Leveraging AI in Academic Support

Artificial intelligence is quickly becoming part of the legal education landscape, and students are regularly asking how they can use AI as part of their study plans. Whether we like it or not, students are already turning to AI tools – sometimes with great results, sometimes with unintended consequences.

For academic support educators, the question is clear: how do we leverage AI’s potential to enhance learning without letting it replace the deeper thinking skills students must develop? 

First, encourage students to treat AI as a supplement, not a substitute. AI can generate outlines, summarize cases, and explain doctrinal concepts. But students still need to practice legal reasoning! Just like with any type of supplement, the risk with AI is that it’s bypassing the student’s learning process. As educators, we must frame AI just like any other supplement – as a study partner rather than a shortcut. AI can be useful for brainstorming, organizing ideas, or testing understanding, but it’s not a substitute for doing the hard work of studying the law.

Second, we must model critical use of AI. Rather than just prohibiting it entirely, we must embrace the times and show students how to use AI critically. For example, in class you might ask AI to explain a concept then compare its response to class notes and case law.

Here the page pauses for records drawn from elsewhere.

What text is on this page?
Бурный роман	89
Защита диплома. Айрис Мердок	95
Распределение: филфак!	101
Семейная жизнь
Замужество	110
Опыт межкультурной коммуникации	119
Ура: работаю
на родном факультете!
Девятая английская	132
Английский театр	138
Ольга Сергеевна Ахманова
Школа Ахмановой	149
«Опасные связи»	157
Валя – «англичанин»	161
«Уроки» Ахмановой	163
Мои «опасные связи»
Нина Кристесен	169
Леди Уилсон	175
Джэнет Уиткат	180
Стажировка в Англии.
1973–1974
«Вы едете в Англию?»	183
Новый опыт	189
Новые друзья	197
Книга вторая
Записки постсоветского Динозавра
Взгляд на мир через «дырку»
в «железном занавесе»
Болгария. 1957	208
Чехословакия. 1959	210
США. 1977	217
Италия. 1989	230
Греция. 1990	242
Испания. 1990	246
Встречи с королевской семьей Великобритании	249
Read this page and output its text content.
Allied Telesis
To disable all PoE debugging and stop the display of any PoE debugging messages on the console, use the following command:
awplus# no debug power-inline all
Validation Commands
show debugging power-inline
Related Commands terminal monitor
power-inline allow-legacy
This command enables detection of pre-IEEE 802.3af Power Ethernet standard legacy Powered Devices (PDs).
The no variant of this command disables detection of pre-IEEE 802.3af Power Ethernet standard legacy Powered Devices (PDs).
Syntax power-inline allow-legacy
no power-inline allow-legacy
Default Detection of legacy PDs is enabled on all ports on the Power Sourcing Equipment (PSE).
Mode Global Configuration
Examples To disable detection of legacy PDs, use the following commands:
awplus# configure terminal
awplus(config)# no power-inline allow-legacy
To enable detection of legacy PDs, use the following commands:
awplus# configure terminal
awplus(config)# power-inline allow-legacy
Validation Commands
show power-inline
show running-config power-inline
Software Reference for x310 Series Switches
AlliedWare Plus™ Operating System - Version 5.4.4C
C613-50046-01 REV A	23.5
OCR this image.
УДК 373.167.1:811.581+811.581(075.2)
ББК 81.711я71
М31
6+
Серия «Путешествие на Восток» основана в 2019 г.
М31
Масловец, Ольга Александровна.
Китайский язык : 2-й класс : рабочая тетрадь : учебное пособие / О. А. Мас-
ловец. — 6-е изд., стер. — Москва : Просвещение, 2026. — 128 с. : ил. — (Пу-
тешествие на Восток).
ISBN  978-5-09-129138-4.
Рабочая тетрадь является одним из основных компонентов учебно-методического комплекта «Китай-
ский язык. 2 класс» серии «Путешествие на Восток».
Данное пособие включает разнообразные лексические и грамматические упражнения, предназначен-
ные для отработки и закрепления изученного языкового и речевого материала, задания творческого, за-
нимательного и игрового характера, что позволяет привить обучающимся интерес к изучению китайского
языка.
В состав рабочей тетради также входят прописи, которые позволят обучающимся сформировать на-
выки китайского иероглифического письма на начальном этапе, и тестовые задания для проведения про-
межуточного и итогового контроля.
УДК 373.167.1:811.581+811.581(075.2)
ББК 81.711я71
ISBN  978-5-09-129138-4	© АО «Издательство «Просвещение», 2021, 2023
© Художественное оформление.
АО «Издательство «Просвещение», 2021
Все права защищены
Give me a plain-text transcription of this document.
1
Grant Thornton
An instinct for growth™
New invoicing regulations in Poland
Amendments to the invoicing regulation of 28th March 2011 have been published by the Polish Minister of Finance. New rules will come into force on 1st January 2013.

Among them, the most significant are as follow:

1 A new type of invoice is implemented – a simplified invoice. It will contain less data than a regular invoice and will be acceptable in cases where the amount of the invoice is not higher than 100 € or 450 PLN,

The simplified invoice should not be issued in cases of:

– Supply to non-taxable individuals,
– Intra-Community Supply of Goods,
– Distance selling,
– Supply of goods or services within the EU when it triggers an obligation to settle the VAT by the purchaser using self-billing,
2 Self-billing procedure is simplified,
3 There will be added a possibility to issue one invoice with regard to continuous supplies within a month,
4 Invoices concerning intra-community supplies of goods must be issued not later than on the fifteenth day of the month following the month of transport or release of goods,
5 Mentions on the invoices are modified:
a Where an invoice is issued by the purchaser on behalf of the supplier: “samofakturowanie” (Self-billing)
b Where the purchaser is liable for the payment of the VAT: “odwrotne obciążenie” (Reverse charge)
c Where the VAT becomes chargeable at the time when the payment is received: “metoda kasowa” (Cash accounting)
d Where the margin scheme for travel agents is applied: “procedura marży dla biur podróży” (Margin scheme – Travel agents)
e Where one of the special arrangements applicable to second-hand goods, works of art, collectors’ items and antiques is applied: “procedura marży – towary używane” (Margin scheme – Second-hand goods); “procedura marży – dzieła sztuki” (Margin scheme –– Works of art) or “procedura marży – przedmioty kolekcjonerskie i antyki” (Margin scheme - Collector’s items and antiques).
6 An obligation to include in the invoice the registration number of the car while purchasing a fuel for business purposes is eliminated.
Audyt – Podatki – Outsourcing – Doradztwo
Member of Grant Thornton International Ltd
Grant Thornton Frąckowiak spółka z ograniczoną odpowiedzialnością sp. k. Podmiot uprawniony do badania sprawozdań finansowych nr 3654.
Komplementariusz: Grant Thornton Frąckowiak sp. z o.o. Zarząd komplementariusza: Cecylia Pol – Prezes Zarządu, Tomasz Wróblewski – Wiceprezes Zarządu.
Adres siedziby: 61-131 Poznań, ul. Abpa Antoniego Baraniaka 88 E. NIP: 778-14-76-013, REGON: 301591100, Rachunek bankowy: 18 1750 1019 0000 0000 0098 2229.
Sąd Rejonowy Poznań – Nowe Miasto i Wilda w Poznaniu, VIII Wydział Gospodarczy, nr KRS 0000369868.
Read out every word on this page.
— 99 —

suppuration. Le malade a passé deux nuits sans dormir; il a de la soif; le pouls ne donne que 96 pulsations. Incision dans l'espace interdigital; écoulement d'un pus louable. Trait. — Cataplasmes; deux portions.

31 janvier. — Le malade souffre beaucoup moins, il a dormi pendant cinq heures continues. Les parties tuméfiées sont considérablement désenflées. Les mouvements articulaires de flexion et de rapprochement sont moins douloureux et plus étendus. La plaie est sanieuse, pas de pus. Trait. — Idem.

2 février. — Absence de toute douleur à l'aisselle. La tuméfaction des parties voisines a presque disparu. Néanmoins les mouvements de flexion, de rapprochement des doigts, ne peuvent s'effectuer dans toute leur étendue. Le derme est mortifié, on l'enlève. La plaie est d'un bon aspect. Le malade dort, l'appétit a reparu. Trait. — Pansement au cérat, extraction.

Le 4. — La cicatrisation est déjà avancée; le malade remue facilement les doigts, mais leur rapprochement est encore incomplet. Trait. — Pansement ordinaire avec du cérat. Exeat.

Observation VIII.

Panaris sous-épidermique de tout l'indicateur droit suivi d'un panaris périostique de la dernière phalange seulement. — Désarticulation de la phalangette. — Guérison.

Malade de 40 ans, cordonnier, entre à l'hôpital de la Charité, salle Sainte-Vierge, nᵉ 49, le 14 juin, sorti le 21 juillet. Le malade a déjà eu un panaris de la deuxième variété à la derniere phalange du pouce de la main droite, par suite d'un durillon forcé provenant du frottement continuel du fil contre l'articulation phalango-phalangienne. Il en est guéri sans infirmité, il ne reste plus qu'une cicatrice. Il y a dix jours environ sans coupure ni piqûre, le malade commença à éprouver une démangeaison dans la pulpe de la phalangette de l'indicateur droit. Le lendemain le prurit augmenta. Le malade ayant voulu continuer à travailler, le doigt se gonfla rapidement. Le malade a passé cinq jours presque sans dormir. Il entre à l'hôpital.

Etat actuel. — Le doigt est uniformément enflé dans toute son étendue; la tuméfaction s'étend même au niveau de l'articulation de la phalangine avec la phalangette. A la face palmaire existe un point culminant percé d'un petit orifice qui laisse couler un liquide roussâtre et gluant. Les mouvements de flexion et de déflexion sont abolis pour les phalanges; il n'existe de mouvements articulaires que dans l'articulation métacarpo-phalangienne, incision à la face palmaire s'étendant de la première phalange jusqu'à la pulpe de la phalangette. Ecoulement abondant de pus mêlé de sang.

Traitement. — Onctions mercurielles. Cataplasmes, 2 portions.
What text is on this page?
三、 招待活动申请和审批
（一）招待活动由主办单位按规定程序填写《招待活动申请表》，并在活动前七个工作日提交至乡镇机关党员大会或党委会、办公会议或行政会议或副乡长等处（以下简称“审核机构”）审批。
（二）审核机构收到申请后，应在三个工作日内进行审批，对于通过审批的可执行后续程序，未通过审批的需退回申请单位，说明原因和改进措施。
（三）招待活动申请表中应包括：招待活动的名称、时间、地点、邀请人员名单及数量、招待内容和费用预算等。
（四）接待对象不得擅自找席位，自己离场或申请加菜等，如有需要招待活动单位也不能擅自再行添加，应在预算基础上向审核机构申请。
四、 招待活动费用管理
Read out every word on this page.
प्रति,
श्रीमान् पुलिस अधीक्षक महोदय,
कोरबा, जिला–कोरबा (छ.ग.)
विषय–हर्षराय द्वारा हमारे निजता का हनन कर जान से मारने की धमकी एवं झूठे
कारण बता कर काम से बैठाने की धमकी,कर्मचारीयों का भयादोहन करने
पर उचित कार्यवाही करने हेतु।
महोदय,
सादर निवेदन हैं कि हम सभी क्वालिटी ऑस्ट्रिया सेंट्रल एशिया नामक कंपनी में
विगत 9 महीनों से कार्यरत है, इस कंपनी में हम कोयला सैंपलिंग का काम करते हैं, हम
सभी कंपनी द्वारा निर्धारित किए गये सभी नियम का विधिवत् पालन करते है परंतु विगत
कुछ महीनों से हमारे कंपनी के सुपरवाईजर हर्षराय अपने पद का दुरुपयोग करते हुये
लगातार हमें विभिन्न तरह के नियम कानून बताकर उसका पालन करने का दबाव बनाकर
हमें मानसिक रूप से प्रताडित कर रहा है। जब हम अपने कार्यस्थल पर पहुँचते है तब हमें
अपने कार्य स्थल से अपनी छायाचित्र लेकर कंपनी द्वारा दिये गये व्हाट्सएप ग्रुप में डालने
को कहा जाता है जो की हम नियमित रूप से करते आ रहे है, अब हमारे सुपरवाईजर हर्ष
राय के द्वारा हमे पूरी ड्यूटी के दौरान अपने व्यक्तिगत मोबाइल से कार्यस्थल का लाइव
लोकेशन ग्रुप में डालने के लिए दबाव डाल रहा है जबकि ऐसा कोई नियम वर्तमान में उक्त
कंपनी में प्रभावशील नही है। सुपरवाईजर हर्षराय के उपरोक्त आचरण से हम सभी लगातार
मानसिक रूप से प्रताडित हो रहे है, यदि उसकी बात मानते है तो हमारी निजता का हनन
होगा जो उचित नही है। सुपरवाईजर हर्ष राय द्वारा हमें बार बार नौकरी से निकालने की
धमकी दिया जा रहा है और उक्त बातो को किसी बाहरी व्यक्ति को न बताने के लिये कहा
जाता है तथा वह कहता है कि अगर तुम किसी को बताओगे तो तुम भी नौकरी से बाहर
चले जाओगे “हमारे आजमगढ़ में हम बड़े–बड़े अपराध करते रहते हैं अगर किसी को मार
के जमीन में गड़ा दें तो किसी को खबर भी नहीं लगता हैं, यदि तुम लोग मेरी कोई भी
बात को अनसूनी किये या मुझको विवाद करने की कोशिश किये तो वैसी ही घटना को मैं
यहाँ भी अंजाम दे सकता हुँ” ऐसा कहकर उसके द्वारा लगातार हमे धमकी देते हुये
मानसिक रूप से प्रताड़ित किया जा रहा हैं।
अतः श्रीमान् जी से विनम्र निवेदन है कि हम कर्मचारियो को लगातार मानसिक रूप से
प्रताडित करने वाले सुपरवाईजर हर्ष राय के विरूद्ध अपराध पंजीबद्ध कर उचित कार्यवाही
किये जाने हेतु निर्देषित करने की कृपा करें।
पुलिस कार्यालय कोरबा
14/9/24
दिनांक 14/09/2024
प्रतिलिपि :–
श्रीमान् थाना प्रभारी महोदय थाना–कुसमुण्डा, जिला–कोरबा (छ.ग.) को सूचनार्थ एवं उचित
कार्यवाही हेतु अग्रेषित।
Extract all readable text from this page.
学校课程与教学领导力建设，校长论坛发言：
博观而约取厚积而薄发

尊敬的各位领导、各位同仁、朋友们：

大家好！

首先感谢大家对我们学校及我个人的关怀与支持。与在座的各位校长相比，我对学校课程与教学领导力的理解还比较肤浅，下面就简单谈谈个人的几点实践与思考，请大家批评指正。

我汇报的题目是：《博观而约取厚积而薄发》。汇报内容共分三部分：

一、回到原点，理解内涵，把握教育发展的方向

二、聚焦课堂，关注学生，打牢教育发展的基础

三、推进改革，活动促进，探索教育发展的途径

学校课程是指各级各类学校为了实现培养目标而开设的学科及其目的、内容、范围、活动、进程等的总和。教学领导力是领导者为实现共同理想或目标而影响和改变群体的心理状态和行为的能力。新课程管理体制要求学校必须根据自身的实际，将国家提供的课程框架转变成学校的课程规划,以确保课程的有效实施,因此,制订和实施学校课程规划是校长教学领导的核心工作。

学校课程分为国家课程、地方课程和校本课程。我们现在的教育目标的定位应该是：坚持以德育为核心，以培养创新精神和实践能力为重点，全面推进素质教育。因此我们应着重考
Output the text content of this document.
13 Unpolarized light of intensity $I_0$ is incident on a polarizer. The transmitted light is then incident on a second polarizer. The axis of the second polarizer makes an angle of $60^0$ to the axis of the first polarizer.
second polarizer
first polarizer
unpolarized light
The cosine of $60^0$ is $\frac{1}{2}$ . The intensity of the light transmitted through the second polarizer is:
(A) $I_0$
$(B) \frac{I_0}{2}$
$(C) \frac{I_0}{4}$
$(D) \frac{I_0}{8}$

You can then highlight its limits, pointing out where it oversimplifies, fabricates sources, or misses nuances. This modeling helps students build the habit of treating AI output as a starting point, rather than a final product.

Finally, when guiding students on using AI, keep equity and ethics in view. AI use raises important questions about fairness and access. Not all students have equal access to paid AI tools. Some may over-rely on them without understanding the risks of bias or inaccuracy. Also, we must prepare students for the ethical use of technology in practice. Responsible integration means discussing issues of academic honesty, the risk of AI “hallucinations,” and the appropriate boundaries when using AI in the professional setting. By addressing these head-on, we help students develop not just academic skills, but professional judgment.

AI isn’t going away. Our role as academic support educators is to help students navigate it, leveraging its strengths, mitigating its weaknesses, and always keeping human judgment and deep learning at the center. If we teach students how to use AI responsibly now, we’re preparing them not just for exams, but for the realities of a legal profession already being reshaped by technology.